President Barack Obama won Iowa in 2008 and 2012, but Clinton is trailing Donald Trump in the state, lagging 5 percentage points behind in a RealClearPolitics average of polls.
She hopes voting early can give her campaign an edge, but mail ballots haven't kept pace with previous elections.
About 54,000 Democrats had requested absentee ballots as of Friday, according to the Iowa secretary of state's office. That's far more than Republican voters, but about half of what Democratic voters requested at this point four years ago. Democrats rely on early voting more than Republicans in this state.

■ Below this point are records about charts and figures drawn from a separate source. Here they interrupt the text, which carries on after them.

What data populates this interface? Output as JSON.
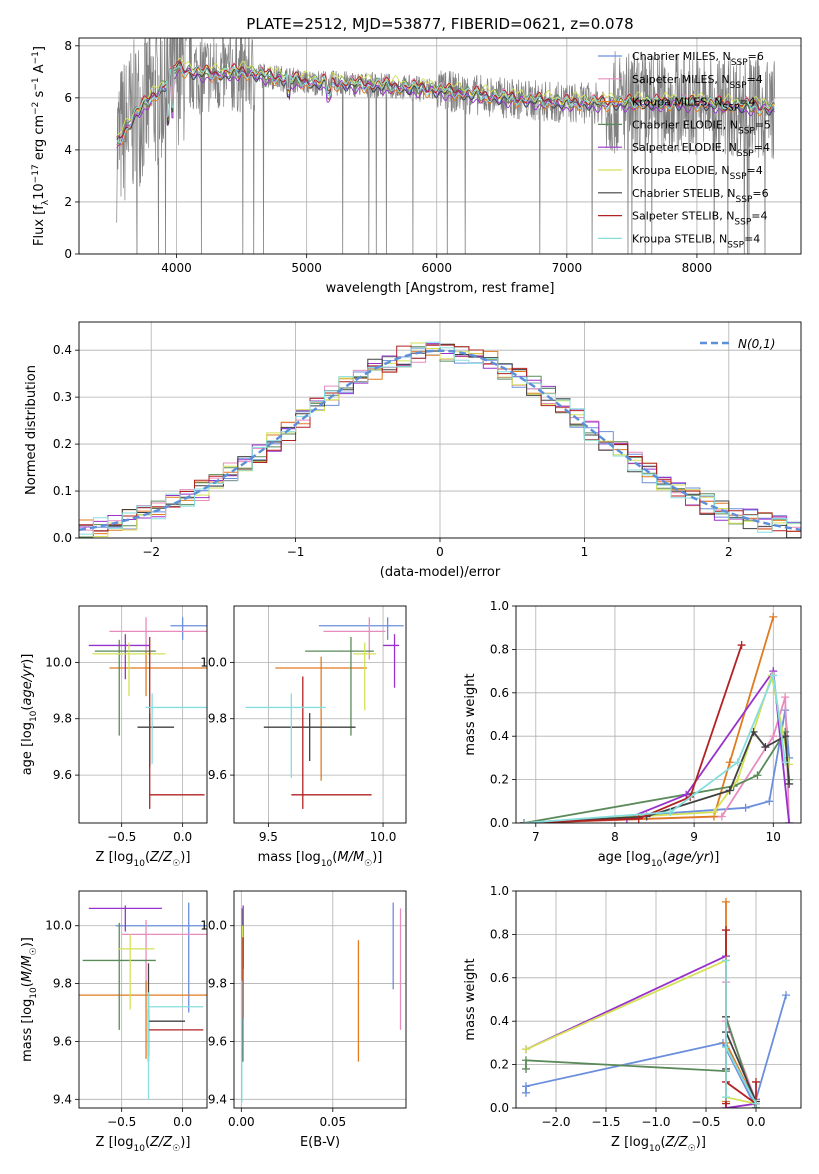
{
  "chart_data": [
    {
      "id": "spectrum",
      "type": "line",
      "title": "PLATE=2512, MJD=53877, FIBERID=0621, z=0.078",
      "xlabel": "wavelength [Angstrom, rest frame]",
      "ylabel": "Flux [f_λ10^-17 erg cm^-2 s^-1 A^-1]",
      "xlim": [
        3250,
        8800
      ],
      "ylim": [
        0,
        8.3
      ],
      "xticks": [
        4000,
        5000,
        6000,
        7000,
        8000
      ],
      "yticks": [
        0,
        2,
        4,
        6,
        8
      ],
      "data_range": [
        3540,
        8600
      ],
      "legend_location": "right",
      "legend": [
        {
          "label": "Chabrier MILES, N_SSP=6",
          "color": "#6b8fdc"
        },
        {
          "label": "Salpeter MILES, N_SSP=4",
          "color": "#e88bbd"
        },
        {
          "label": "Kroupa MILES, N_SSP=4",
          "color": "#e07b20"
        },
        {
          "label": "Chabrier ELODIE, N_SSP=5",
          "color": "#5a8a5a"
        },
        {
          "label": "Salpeter ELODIE, N_SSP=4",
          "color": "#9932cc"
        },
        {
          "label": "Kroupa ELODIE, N_SSP=4",
          "color": "#d4e157"
        },
        {
          "label": "Chabrier STELIB, N_SSP=6",
          "color": "#404040"
        },
        {
          "label": "Salpeter STELIB, N_SSP=4",
          "color": "#b22222"
        },
        {
          "label": "Kroupa STELIB, N_SSP=4",
          "color": "#87dede"
        }
      ],
      "continuum": {
        "x": [
          3540,
          3700,
          3900,
          4000,
          4100,
          4300,
          4500,
          5000,
          5500,
          6000,
          6500,
          7000,
          7500,
          8000,
          8600
        ],
        "y": [
          4.2,
          5.5,
          6.4,
          7.2,
          7.0,
          6.9,
          7.0,
          6.6,
          6.5,
          6.3,
          6.0,
          5.8,
          5.8,
          5.8,
          5.6
        ]
      }
    },
    {
      "id": "residuals",
      "type": "histogram",
      "xlabel": "(data-model)/error",
      "ylabel": "Normed distribution",
      "xlim": [
        -2.5,
        2.5
      ],
      "ylim": [
        0,
        0.46
      ],
      "xticks": [
        -2,
        -1,
        0,
        1,
        2
      ],
      "yticks": [
        0.0,
        0.1,
        0.2,
        0.3,
        0.4
      ],
      "bin_width": 0.1,
      "gaussian_label": "N(0,1)",
      "legend_location": "top-right",
      "grid": true
    },
    {
      "id": "age_vs_Z",
      "type": "errorbar",
      "xlabel": "Z [log10(Z/Z☉)]",
      "ylabel": "age  [log10(age/yr)]",
      "xlim": [
        -0.85,
        0.2
      ],
      "ylim": [
        9.43,
        10.2
      ],
      "xticks": [
        -0.5,
        0.0
      ],
      "yticks": [
        9.6,
        9.8,
        10.0
      ],
      "points": [
        {
          "x": 0.0,
          "y": 10.13,
          "xerr": [
            0.1,
            0.2
          ],
          "yerr": [
            0.05,
            0.03
          ],
          "color": "#6b8fdc"
        },
        {
          "x": -0.3,
          "y": 10.11,
          "xerr": [
            0.3,
            0.5
          ],
          "yerr": [
            0.08,
            0.05
          ],
          "color": "#e88bbd"
        },
        {
          "x": -0.3,
          "y": 9.98,
          "xerr": [
            0.3,
            0.5
          ],
          "yerr": [
            0.1,
            0.06
          ],
          "color": "#e07b20"
        },
        {
          "x": -0.52,
          "y": 10.04,
          "xerr": [
            0.2,
            0.3
          ],
          "yerr": [
            0.3,
            0.04
          ],
          "color": "#5a8a5a"
        },
        {
          "x": -0.47,
          "y": 10.06,
          "xerr": [
            0.3,
            0.2
          ],
          "yerr": [
            0.12,
            0.04
          ],
          "color": "#9932cc"
        },
        {
          "x": -0.44,
          "y": 10.03,
          "xerr": [
            0.3,
            0.3
          ],
          "yerr": [
            0.15,
            0.04
          ],
          "color": "#d4e157"
        },
        {
          "x": -0.27,
          "y": 9.77,
          "xerr": [
            0.1,
            0.2
          ],
          "yerr": [
            0.14,
            0.05
          ],
          "color": "#404040"
        },
        {
          "x": -0.27,
          "y": 9.53,
          "xerr": [
            0.0,
            0.45
          ],
          "yerr": [
            0.05,
            0.56
          ],
          "color": "#b22222"
        },
        {
          "x": -0.25,
          "y": 9.84,
          "xerr": [
            0.05,
            0.45
          ],
          "yerr": [
            0.2,
            0.05
          ],
          "color": "#87dede"
        }
      ]
    },
    {
      "id": "age_vs_mass",
      "type": "errorbar",
      "xlabel": "mass [log10(M/M☉)]",
      "ylabel": "",
      "xlim": [
        9.35,
        10.1
      ],
      "ylim": [
        9.43,
        10.2
      ],
      "xticks": [
        9.5,
        10.0
      ],
      "yticks": [
        9.6,
        9.8,
        10.0
      ],
      "points": [
        {
          "x": 10.02,
          "y": 10.13,
          "xerr": [
            0.3,
            0.07
          ],
          "yerr": [
            0.05,
            0.03
          ],
          "color": "#6b8fdc"
        },
        {
          "x": 9.94,
          "y": 10.11,
          "xerr": [
            0.2,
            0.07
          ],
          "yerr": [
            0.1,
            0.05
          ],
          "color": "#e88bbd"
        },
        {
          "x": 9.73,
          "y": 9.98,
          "xerr": [
            0.2,
            0.2
          ],
          "yerr": [
            0.4,
            0.04
          ],
          "color": "#e07b20"
        },
        {
          "x": 9.86,
          "y": 10.04,
          "xerr": [
            0.2,
            0.1
          ],
          "yerr": [
            0.3,
            0.05
          ],
          "color": "#5a8a5a"
        },
        {
          "x": 10.05,
          "y": 10.06,
          "xerr": [
            0.05,
            0.02
          ],
          "yerr": [
            0.15,
            0.04
          ],
          "color": "#9932cc"
        },
        {
          "x": 9.92,
          "y": 10.03,
          "xerr": [
            0.05,
            0.05
          ],
          "yerr": [
            0.2,
            0.04
          ],
          "color": "#d4e157"
        },
        {
          "x": 9.68,
          "y": 9.77,
          "xerr": [
            0.2,
            0.2
          ],
          "yerr": [
            0.12,
            0.05
          ],
          "color": "#404040"
        },
        {
          "x": 9.65,
          "y": 9.53,
          "xerr": [
            0.05,
            0.3
          ],
          "yerr": [
            0.05,
            0.42
          ],
          "color": "#b22222"
        },
        {
          "x": 9.6,
          "y": 9.84,
          "xerr": [
            0.2,
            0.15
          ],
          "yerr": [
            0.25,
            0.05
          ],
          "color": "#87dede"
        }
      ]
    },
    {
      "id": "weight_vs_age",
      "type": "line",
      "xlabel": "age  [log10(age/yr)]",
      "ylabel": "mass weight",
      "xlim": [
        6.75,
        10.35
      ],
      "ylim": [
        0.0,
        1.0
      ],
      "xticks": [
        7,
        8,
        9,
        10
      ],
      "yticks": [
        0.0,
        0.2,
        0.4,
        0.6,
        0.8,
        1.0
      ],
      "grid": true,
      "series": [
        {
          "color": "#6b8fdc",
          "x": [
            6.85,
            9.65,
            9.95,
            10.15,
            10.2
          ],
          "y": [
            0.0,
            0.07,
            0.1,
            0.52,
            0.3
          ]
        },
        {
          "color": "#e88bbd",
          "x": [
            6.85,
            9.35,
            10.0,
            10.15,
            10.2
          ],
          "y": [
            0.0,
            0.03,
            0.4,
            0.58,
            0.0
          ]
        },
        {
          "color": "#e07b20",
          "x": [
            6.85,
            9.25,
            9.45,
            10.0
          ],
          "y": [
            0.0,
            0.03,
            0.28,
            0.95
          ]
        },
        {
          "color": "#5a8a5a",
          "x": [
            6.85,
            9.5,
            9.8,
            10.15,
            10.2
          ],
          "y": [
            0.0,
            0.17,
            0.22,
            0.42,
            0.2
          ]
        },
        {
          "color": "#9932cc",
          "x": [
            6.85,
            8.15,
            8.9,
            10.0,
            10.2
          ],
          "y": [
            0.0,
            0.02,
            0.13,
            0.7,
            0.0
          ]
        },
        {
          "color": "#d4e157",
          "x": [
            6.85,
            9.25,
            9.55,
            9.98,
            10.2
          ],
          "y": [
            0.0,
            0.05,
            0.2,
            0.68,
            0.27
          ]
        },
        {
          "color": "#404040",
          "x": [
            6.85,
            8.4,
            9.45,
            9.75,
            9.9,
            10.15,
            10.2
          ],
          "y": [
            0.0,
            0.03,
            0.15,
            0.42,
            0.35,
            0.4,
            0.18
          ]
        },
        {
          "color": "#b22222",
          "x": [
            6.85,
            8.3,
            8.95,
            9.6
          ],
          "y": [
            0.0,
            0.02,
            0.12,
            0.82
          ]
        },
        {
          "color": "#87dede",
          "x": [
            6.85,
            8.7,
            9.55,
            10.0,
            10.15
          ],
          "y": [
            0.0,
            0.05,
            0.28,
            0.68,
            0.28
          ]
        }
      ]
    },
    {
      "id": "mass_vs_Z",
      "type": "errorbar",
      "xlabel": "Z [log10(Z/Z☉)]",
      "ylabel": "mass [log10(M/M☉)]",
      "xlim": [
        -0.85,
        0.2
      ],
      "ylim": [
        9.37,
        10.12
      ],
      "xticks": [
        -0.5,
        0.0
      ],
      "yticks": [
        9.4,
        9.6,
        9.8,
        10.0
      ],
      "points": [
        {
          "x": 0.05,
          "y": 10.0,
          "xerr": [
            0.6,
            0.15
          ],
          "yerr": [
            0.3,
            0.08
          ],
          "color": "#6b8fdc"
        },
        {
          "x": -0.3,
          "y": 9.97,
          "xerr": [
            0.2,
            0.5
          ],
          "yerr": [
            0.2,
            0.05
          ],
          "color": "#e88bbd"
        },
        {
          "x": -0.3,
          "y": 9.76,
          "xerr": [
            0.6,
            0.5
          ],
          "yerr": [
            0.22,
            0.05
          ],
          "color": "#e07b20"
        },
        {
          "x": -0.52,
          "y": 9.88,
          "xerr": [
            0.3,
            0.3
          ],
          "yerr": [
            0.24,
            0.13
          ],
          "color": "#5a8a5a"
        },
        {
          "x": -0.47,
          "y": 10.06,
          "xerr": [
            0.3,
            0.3
          ],
          "yerr": [
            0.08,
            0.01
          ],
          "color": "#9932cc"
        },
        {
          "x": -0.43,
          "y": 9.92,
          "xerr": [
            0.1,
            0.2
          ],
          "yerr": [
            0.21,
            0.05
          ],
          "color": "#d4e157"
        },
        {
          "x": -0.28,
          "y": 9.67,
          "xerr": [
            0.0,
            0.3
          ],
          "yerr": [
            0.14,
            0.2
          ],
          "color": "#404040"
        },
        {
          "x": -0.28,
          "y": 9.64,
          "xerr": [
            0.0,
            0.45
          ],
          "yerr": [
            0.09,
            0.07
          ],
          "color": "#b22222"
        },
        {
          "x": -0.28,
          "y": 9.72,
          "xerr": [
            0.0,
            0.45
          ],
          "yerr": [
            0.32,
            0.05
          ],
          "color": "#87dede"
        }
      ]
    },
    {
      "id": "mass_vs_ebv",
      "type": "errorbar",
      "xlabel": "E(B-V)",
      "ylabel": "",
      "xlim": [
        -0.004,
        0.09
      ],
      "ylim": [
        9.37,
        10.12
      ],
      "xticks": [
        0.0,
        0.05
      ],
      "yticks": [
        9.4,
        9.6,
        9.8,
        10.0
      ],
      "points": [
        {
          "x": 0.083,
          "y": 9.93,
          "xerr": [
            0,
            0
          ],
          "yerr": [
            0.15,
            0.15
          ],
          "color": "#6b8fdc"
        },
        {
          "x": 0.087,
          "y": 9.85,
          "xerr": [
            0,
            0
          ],
          "yerr": [
            0.21,
            0.21
          ],
          "color": "#e88bbd"
        },
        {
          "x": 0.064,
          "y": 9.74,
          "xerr": [
            0,
            0
          ],
          "yerr": [
            0.21,
            0.21
          ],
          "color": "#e07b20"
        },
        {
          "x": 0.0005,
          "y": 9.85,
          "xerr": [
            0,
            0
          ],
          "yerr": [
            0.21,
            0.21
          ],
          "color": "#5a8a5a"
        },
        {
          "x": 0.001,
          "y": 9.96,
          "xerr": [
            0,
            0
          ],
          "yerr": [
            0.11,
            0.11
          ],
          "color": "#9932cc"
        },
        {
          "x": 0.0007,
          "y": 9.9,
          "xerr": [
            0,
            0
          ],
          "yerr": [
            0.1,
            0.1
          ],
          "color": "#d4e157"
        },
        {
          "x": 0.0008,
          "y": 9.65,
          "xerr": [
            0,
            0
          ],
          "yerr": [
            0.12,
            0.12
          ],
          "color": "#404040"
        },
        {
          "x": 0.0009,
          "y": 9.82,
          "xerr": [
            0,
            0
          ],
          "yerr": [
            0.14,
            0.14
          ],
          "color": "#b22222"
        },
        {
          "x": 0.0003,
          "y": 9.6,
          "xerr": [
            0,
            0
          ],
          "yerr": [
            0.21,
            0.21
          ],
          "color": "#87dede"
        }
      ]
    },
    {
      "id": "weight_vs_Z",
      "type": "line",
      "xlabel": "Z [log10(Z/Z☉)]",
      "ylabel": "mass weight",
      "xlim": [
        -2.4,
        0.45
      ],
      "ylim": [
        0.0,
        1.0
      ],
      "xticks": [
        -2.0,
        -1.5,
        -1.0,
        -0.5,
        0.0
      ],
      "yticks": [
        0.0,
        0.2,
        0.4,
        0.6,
        0.8,
        1.0
      ],
      "grid": true,
      "series": [
        {
          "color": "#6b8fdc",
          "x": [
            -2.3,
            -2.3,
            -0.33,
            0.0,
            0.0,
            0.3
          ],
          "y": [
            0.07,
            0.1,
            0.3,
            0.0,
            0.04,
            0.52
          ]
        },
        {
          "color": "#e88bbd",
          "x": [
            -0.3,
            -0.3,
            -0.3,
            0.0
          ],
          "y": [
            0.0,
            0.58,
            0.4,
            0.03
          ]
        },
        {
          "color": "#e07b20",
          "x": [
            -0.3,
            -0.3,
            -0.3,
            0.0
          ],
          "y": [
            0.03,
            0.95,
            0.3,
            0.02
          ]
        },
        {
          "color": "#5a8a5a",
          "x": [
            -2.3,
            -2.3,
            -0.3,
            -0.3,
            0.0
          ],
          "y": [
            0.18,
            0.22,
            0.17,
            0.42,
            0.0
          ]
        },
        {
          "color": "#9932cc",
          "x": [
            -2.3,
            -0.3,
            -0.3,
            0.0
          ],
          "y": [
            0.27,
            0.7,
            0.0,
            0.02
          ]
        },
        {
          "color": "#d4e157",
          "x": [
            -2.3,
            -0.3,
            -0.3,
            0.0
          ],
          "y": [
            0.27,
            0.68,
            0.05,
            0.02
          ]
        },
        {
          "color": "#404040",
          "x": [
            -0.3,
            -0.3,
            -0.3,
            0.0,
            0.0
          ],
          "y": [
            0.18,
            0.42,
            0.35,
            0.03,
            0.0
          ]
        },
        {
          "color": "#b22222",
          "x": [
            -0.3,
            -0.3,
            -0.3,
            0.0,
            0.0
          ],
          "y": [
            0.02,
            0.82,
            0.12,
            0.02,
            0.12
          ]
        },
        {
          "color": "#87dede",
          "x": [
            -0.3,
            -0.3,
            -0.3,
            0.0
          ],
          "y": [
            0.05,
            0.68,
            0.28,
            0.02
          ]
        }
      ]
    }
  ]
}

Nationwide, early voting could play a larger role in the campaign, said Michael McDonald, a political science professor at the University of Florida who runs the Elections Project. The earliest ballots could be cast was in North Carolina, where residents could vote by mail as soon as Sept. 9.
"The volume of early voting is going to be very high in a number of states," he said.
Census data show 30 percent of voters cast ballots before election day in 2008, and 32 percent in 2012. McDonald estimates about 34 percent will do the same this year as the method becomes more popular and widely available.
David Chico, 64, has been going door to door and working the phones for the Clinton campaign to get more early voters in Iowa.
"It's more convenient," he said, and ensures the ballot gets cast even if someone runs into a scheduling conflict on Election Day.
Joanne Peterson, 59, has already filled out her absentee ballot and mailed it in for Clinton. She likes the "comfort level it gives the party" _ she's one fewer person the campaign needs to spend precious resources on to ensure she votes.
"The more people that have voted, the better," she said. "It's a boost of energy. I try to help."